Retired generals set to testify on Bush’s war

The opposition-controlled US Congress is to hear from retired generals on military options in Iraq, as sentiment against the war mounts following President George W. Bush’s announcement that more troops are going to the region.

The retired generals testifying at the Senate Foreign Relations Committee Thursday include Joseph Hoar, who headed the US Central command in the 1990s, former National Security Agency director William Odom, and former NATO chief Wesley Clark.

Clark, a 2004 Democratic Party presidential hopeful, and Odom have been critical of the Bush policies in Iraq.

Also on the agenda: the House Armed Services Committee will hear from Department of Defense officials and others on audits of reconstruction in Iraq.

The hearing comes one day after Democrats Joseph Biden and Carl Levin joined Republican Chuck Hagel to introduce a non-binding Senate resolution calling Bush’s plan “not in the national interest.”

The draft resolution called on the United States to transfer to Iraq’s government and military “under an appropriately expedited timeline” responsibility for security and halting sectarian violence, and to work for an internationally sponsored peace and reconciliation in Iraq.

“US strategy and presence on the ground in Iraq can only be sustained with the support of the American people and bipartisan support from Congress,” Biden told reporters.

Legislators on Wednesday also presented a bill requiring Congress to approve funding for any additional troops, and another calling for a full US withdrawal from Iraq.

Democrats took control of Congress on January 4 for the first time in a dozen years after a sweeping victory in November elections based on voter anger at the Iraq war.

Polls meanwhile showed mounting domestic discontent with the direction of the war.

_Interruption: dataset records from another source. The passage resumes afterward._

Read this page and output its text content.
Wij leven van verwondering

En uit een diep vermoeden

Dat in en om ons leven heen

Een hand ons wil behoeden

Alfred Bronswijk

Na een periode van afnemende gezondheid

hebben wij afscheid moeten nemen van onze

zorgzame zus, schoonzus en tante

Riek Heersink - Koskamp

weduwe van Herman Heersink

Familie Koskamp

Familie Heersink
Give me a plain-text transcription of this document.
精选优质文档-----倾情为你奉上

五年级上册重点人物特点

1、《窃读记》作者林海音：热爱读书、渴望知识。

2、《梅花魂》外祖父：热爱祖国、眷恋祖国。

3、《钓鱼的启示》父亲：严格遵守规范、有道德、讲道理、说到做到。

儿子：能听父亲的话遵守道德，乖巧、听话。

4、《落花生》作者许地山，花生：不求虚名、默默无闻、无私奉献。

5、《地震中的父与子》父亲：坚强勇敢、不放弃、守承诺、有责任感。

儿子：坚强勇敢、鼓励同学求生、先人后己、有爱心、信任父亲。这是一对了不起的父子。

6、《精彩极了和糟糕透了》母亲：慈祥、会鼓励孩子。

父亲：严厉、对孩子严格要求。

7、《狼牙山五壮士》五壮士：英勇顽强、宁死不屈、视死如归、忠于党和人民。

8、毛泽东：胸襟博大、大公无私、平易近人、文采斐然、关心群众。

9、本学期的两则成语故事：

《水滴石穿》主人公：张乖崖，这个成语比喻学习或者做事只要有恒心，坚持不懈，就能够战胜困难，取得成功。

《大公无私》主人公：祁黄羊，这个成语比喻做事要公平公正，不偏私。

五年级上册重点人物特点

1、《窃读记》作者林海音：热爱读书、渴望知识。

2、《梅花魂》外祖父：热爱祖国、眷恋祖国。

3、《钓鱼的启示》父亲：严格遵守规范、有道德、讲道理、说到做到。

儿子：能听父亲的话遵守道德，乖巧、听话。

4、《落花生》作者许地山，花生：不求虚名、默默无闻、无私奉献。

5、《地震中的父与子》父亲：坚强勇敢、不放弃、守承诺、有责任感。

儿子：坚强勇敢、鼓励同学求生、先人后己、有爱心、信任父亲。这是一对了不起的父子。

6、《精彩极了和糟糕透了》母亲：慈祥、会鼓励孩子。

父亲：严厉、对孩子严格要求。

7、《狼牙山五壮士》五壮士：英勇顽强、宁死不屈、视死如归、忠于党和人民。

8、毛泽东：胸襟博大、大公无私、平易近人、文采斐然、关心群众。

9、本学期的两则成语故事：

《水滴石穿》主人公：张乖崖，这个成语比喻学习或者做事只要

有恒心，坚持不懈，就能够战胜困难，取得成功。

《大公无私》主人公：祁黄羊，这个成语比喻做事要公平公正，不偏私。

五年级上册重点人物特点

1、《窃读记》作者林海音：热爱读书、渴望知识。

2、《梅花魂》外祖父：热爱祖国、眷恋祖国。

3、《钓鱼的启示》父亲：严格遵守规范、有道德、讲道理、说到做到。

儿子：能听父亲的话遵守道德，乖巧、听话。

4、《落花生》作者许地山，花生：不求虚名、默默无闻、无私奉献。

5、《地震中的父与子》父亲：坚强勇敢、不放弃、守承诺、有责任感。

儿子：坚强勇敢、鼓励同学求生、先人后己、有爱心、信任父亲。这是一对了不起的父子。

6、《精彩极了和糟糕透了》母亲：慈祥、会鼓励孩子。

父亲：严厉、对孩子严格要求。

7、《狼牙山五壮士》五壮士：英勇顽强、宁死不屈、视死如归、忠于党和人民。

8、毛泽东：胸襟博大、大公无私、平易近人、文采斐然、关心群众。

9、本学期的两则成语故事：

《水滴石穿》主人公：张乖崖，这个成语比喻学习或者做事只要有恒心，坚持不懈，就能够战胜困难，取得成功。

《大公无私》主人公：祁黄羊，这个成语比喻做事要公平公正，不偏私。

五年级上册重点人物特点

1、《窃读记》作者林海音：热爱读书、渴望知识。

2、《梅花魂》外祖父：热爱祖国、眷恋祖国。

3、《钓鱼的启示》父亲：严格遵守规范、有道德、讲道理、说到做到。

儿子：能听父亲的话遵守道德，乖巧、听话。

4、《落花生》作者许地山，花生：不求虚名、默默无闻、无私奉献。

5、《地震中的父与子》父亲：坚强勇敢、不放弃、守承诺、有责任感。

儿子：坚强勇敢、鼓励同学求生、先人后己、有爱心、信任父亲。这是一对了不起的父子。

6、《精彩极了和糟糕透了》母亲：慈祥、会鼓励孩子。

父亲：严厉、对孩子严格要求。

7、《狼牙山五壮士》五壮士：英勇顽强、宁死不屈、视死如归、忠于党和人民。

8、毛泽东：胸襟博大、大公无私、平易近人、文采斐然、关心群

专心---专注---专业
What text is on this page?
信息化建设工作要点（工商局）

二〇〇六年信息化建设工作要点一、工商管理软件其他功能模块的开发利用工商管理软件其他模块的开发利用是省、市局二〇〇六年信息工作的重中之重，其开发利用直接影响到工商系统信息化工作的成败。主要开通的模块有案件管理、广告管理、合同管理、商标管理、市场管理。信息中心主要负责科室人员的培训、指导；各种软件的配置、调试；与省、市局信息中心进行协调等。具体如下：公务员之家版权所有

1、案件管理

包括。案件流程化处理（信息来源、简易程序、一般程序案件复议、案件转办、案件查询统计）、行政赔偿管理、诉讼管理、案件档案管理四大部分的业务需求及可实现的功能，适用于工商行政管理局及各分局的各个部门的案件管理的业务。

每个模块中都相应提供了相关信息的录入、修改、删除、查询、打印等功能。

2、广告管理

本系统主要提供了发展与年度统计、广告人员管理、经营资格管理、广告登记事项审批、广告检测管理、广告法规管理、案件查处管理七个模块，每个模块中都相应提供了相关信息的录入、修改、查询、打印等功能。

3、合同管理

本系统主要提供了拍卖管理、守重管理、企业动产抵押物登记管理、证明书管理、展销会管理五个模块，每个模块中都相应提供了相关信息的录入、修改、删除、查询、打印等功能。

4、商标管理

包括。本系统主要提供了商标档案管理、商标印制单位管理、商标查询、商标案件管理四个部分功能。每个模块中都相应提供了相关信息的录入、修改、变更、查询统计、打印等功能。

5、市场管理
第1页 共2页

The Pew Research Center found that 62 percent of those interviewed said things were going badly in Iraq, up from 43 percent compared to June 2006. By a 51-40 percent margin more believe military action was the wrong decision to take in Iraq, up from 44-49 percent in June.

Pew found that 61 percent opposed Bush’s troop surge in Iraq, with 31 percent favoring it.

The White House however was determined to press ahead with its plan to “surge” 21,500 more troops into Iraq, as the president announced on January 10.

“At this point, the president has obligations as a commander in chief. And he will go ahead and execute them,” Bush spokesman Tony Snow said.

“To tie one’s hand in a time of war is a pretty extreme move,” he added, referring to a bill presented by Senator Christopher Dodd that would require Congress to approve any increase in US troops in Iraq.

Democratic Senator Ted Kennedy, meanwhile, continued to promote a bill requiring congressional approval for additional funding of troops in Iraq.

Senator Hillary Clinton — whose statements are closely scrutinized amid expectations that she will soon announce her candidacy for the 2008 Democratic presidential nomination — said she returned from her recent trip to Iraq and Afghanistan with “a strong opposition to the president’s plan for escalation” in Iraq.

“I do not think that this strategy has a very high level of success at all attached to it. In fact, I think that at best, it’s a holding pattern,” she told NBC television.

Clinton, the wife of former president Bill Clinton, voted for the 2002 measure authorizing the use of US force in Iraq.

In the House of Representatives, Democrats Lynn Woolsey, Barbara Lee and Maxine Waters on Tuesday introduced a bill calling for a full withdrawal of US forces from Iraq within six months and repeal congressional authorization for the use of force in Iraq.